Toys result in thousands of serious eye injuries each year, particularly for children aged 14 and younger. Common eye injuries resulting from toys include corneal abrasions, ocular hyphema, traumatic cataracts, and increased intraocular pressure.
“Many toys have the potential to cause eye injuries,” said David G. Hunter, MD, PhD. Dr. Hunter is a pediatric ophthalmologist and spokesperson for the American Academy of Ophthalmology. “Being aware and thoughtful about what you are putting in your children’s hands is the best preventative medicine. A good rule of thumb for parents is to choose toys that are appropriate for their child’s age and abilities, as well as the parents’ willingness to supervise use of the toy.”
To keep your child’s eyes safe this year, Prevent Blindness America recommends these three basic guidelines:
- Make sure that the toys you purchase are age appropriate.
- Show your child how to safely use the toys.

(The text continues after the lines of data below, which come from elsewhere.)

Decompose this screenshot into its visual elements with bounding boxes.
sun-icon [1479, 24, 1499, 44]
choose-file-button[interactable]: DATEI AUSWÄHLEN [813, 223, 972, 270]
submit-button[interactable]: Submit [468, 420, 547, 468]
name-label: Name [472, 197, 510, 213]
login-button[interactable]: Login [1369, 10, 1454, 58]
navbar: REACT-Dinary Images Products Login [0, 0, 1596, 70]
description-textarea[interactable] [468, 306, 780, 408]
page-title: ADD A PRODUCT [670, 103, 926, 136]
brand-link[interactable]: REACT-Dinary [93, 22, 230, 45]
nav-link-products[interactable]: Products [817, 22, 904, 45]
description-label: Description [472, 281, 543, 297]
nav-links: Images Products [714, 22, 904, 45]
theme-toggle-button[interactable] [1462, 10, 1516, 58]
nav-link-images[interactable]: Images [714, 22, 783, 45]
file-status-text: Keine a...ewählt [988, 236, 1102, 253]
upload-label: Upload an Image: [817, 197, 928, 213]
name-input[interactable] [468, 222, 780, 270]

- Watch your child while they play, particularly if they’re younger.
They also recommend:
- Fixing or throwing away broken toys
- Inspecting toys for sturdy construction before use
- Storing toys after play to avoid trips and falls
- Paying special attention to scissors and glue, since they can be particularly dangerous
- Avoiding toys with rigid or sharp edges
- Inspecting children’s sunglasses, since the lens and frames can break and cause injuries
- Looking for the letters “ASTM” on toys, an indication that they meet the national safety standards set by ASTM International
If your child injures their eye, it’s important to seek immediate medical attention. Although many eye injuries may seem mild at first, leaving them untreated can result in serious infections or even blindness.
December should be a month filled with joy and celebrations – not eye injuries. No matter how distracting the holiday season may get, don’t neglect you or your child’s vision.